Ecuador and Latin America are also rejecting the U.S.-backed free trade policies. Previously, from the mid-1980s forward, Latin America responded to the U.S. call for economic reform by embracing free market polices - called "neoliberalism" in Latin America. However, under the neoliberal model Latin American growth rates compared very unfavorably to other regions in the world. For instance, Latin American per capita GDP growth rates from 1990 to 2004 averaged only 1.3% a year, while in South Asia they rose 3.5% a year, and in East Asia, 6.7% a year. Meanwhile, under the neoliberalism regimen Latin American income became alarmingly concentrated. In just the five years from 1990 to 1995 the income share going to the poorest tenth of the population in Latin America fell 15%. In the wake of U.S. backed economic "reforms" Latin America has today the most uneven income distribution of any region in the world.

In Ecuador President Correa has pledged to end the "long and sad night of neoliberalism." He and other Latin American leaders are calling for a new policy direction, starting with an end to first world agricultural subsidies, and a reform in patent and royalty laws (mandatory licensing) that would allow less developed nations to obtain access to new technologies and life saving medicines at affordable prices. Above all, Ecuador and Latin American want to enact their own domestic economic policies free from U.S. pressure for adherence to the neoliberal agenda. They want to end the disaster of deregulation and bring the state back in, extending social programs, carrying out real land reform, and developing the sort of targeted niche industrialization programs that have worked so effectively in East Asia.
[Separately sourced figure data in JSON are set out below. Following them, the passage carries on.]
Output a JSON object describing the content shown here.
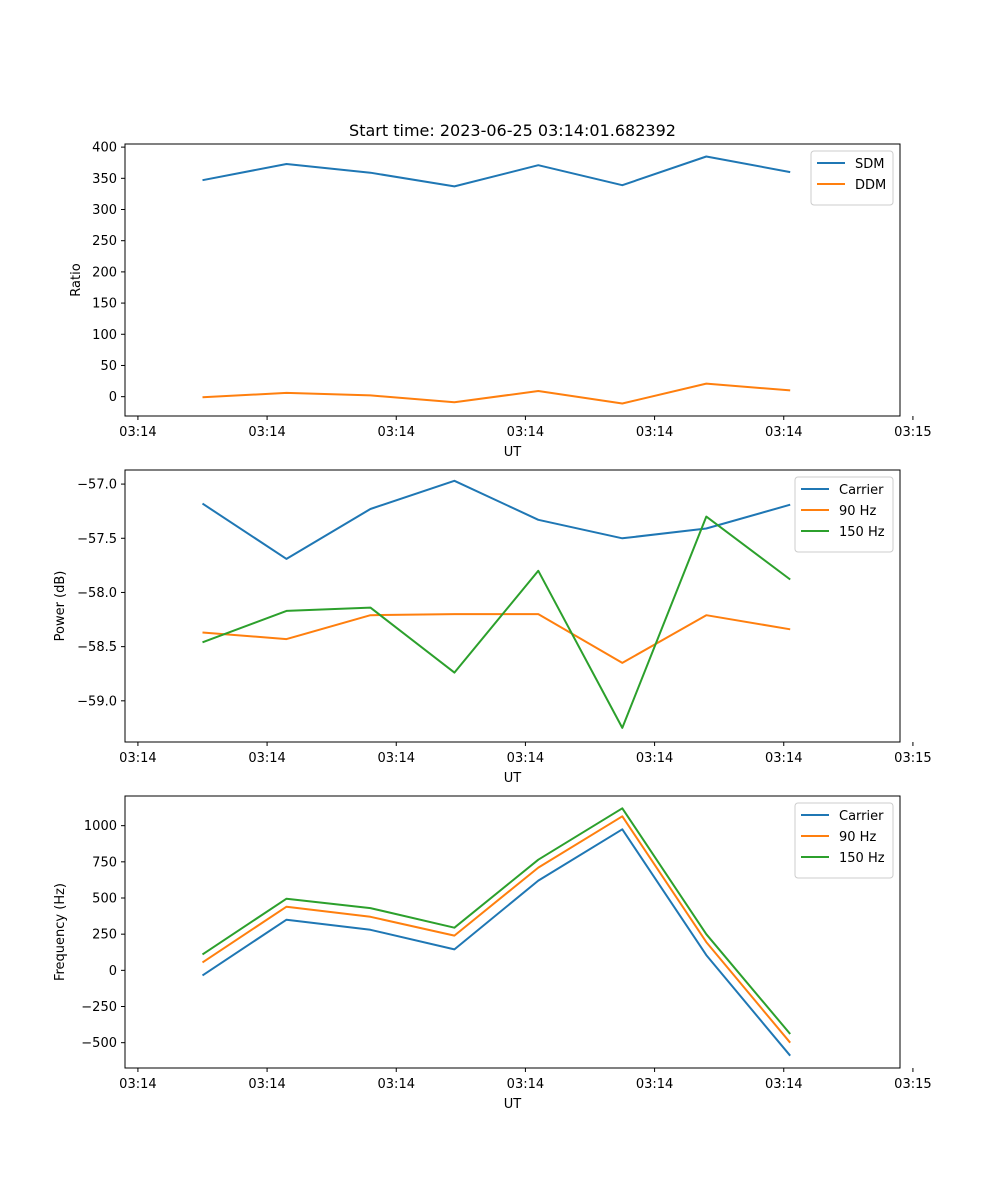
{
  "figure_title": "Start time: 2023-06-25 03:14:01.682392",
  "chart_data": [
    {
      "type": "line",
      "xlabel": "UT",
      "ylabel": "Ratio",
      "x_tick_labels": [
        "03:14",
        "03:14",
        "03:14",
        "03:14",
        "03:14",
        "03:14",
        "03:15"
      ],
      "x": [
        0.5,
        1.15,
        1.8,
        2.45,
        3.1,
        3.75,
        4.4,
        5.05
      ],
      "xlim": [
        -0.1,
        5.9
      ],
      "ylim": [
        -31,
        405
      ],
      "yticks": [
        0,
        50,
        100,
        150,
        200,
        250,
        300,
        350,
        400
      ],
      "y_tick_labels": [
        "0",
        "50",
        "100",
        "150",
        "200",
        "250",
        "300",
        "350",
        "400"
      ],
      "legend_position": "top-right",
      "series": [
        {
          "name": "SDM",
          "color": "#1f77b4",
          "values": [
            347,
            373,
            359,
            337,
            371,
            339,
            385,
            360
          ]
        },
        {
          "name": "DDM",
          "color": "#ff7f0e",
          "values": [
            -1,
            6,
            2,
            -9,
            9,
            -11,
            21,
            10
          ]
        }
      ]
    },
    {
      "type": "line",
      "xlabel": "UT",
      "ylabel": "Power (dB)",
      "x_tick_labels": [
        "03:14",
        "03:14",
        "03:14",
        "03:14",
        "03:14",
        "03:14",
        "03:15"
      ],
      "x": [
        0.5,
        1.15,
        1.8,
        2.45,
        3.1,
        3.75,
        4.4,
        5.05
      ],
      "xlim": [
        -0.1,
        5.9
      ],
      "ylim": [
        -59.38,
        -56.87
      ],
      "yticks": [
        -59.0,
        -58.5,
        -58.0,
        -57.5,
        -57.0
      ],
      "y_tick_labels": [
        "−59.0",
        "−58.5",
        "−58.0",
        "−57.5",
        "−57.0"
      ],
      "legend_position": "top-right",
      "series": [
        {
          "name": "Carrier",
          "color": "#1f77b4",
          "values": [
            -57.18,
            -57.69,
            -57.23,
            -56.97,
            -57.33,
            -57.5,
            -57.41,
            -57.19
          ]
        },
        {
          "name": "90 Hz",
          "color": "#ff7f0e",
          "values": [
            -58.37,
            -58.43,
            -58.21,
            -58.2,
            -58.2,
            -58.65,
            -58.21,
            -58.34
          ]
        },
        {
          "name": "150 Hz",
          "color": "#2ca02c",
          "values": [
            -58.46,
            -58.17,
            -58.14,
            -58.74,
            -57.8,
            -59.25,
            -57.3,
            -57.88
          ]
        }
      ]
    },
    {
      "type": "line",
      "xlabel": "UT",
      "ylabel": "Frequency (Hz)",
      "x_tick_labels": [
        "03:14",
        "03:14",
        "03:14",
        "03:14",
        "03:14",
        "03:14",
        "03:15"
      ],
      "x": [
        0.5,
        1.15,
        1.8,
        2.45,
        3.1,
        3.75,
        4.4,
        5.05
      ],
      "xlim": [
        -0.1,
        5.9
      ],
      "ylim": [
        -675,
        1205
      ],
      "yticks": [
        -500,
        -250,
        0,
        250,
        500,
        750,
        1000
      ],
      "y_tick_labels": [
        "−500",
        "−250",
        "0",
        "250",
        "500",
        "750",
        "1000"
      ],
      "legend_position": "top-right",
      "series": [
        {
          "name": "Carrier",
          "color": "#1f77b4",
          "values": [
            -35,
            350,
            280,
            145,
            620,
            975,
            105,
            -590
          ]
        },
        {
          "name": "90 Hz",
          "color": "#ff7f0e",
          "values": [
            55,
            440,
            370,
            240,
            710,
            1065,
            195,
            -500
          ]
        },
        {
          "name": "150 Hz",
          "color": "#2ca02c",
          "values": [
            110,
            495,
            430,
            295,
            765,
            1120,
            250,
            -440
          ]
        }
      ]
    }
  ]
}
As in 1809, Ecuador and Latin America are today at a new beginning. President Obama can play a positive role in this process, but only if he can break free of old policies, and listen to those Latin American voices articulating a vision for a better future.

Ronn Pineo is the author of several works on Ecuador, including most recently, "Ecuador and the United States: Useful Strangers," published by University of Georgia Press.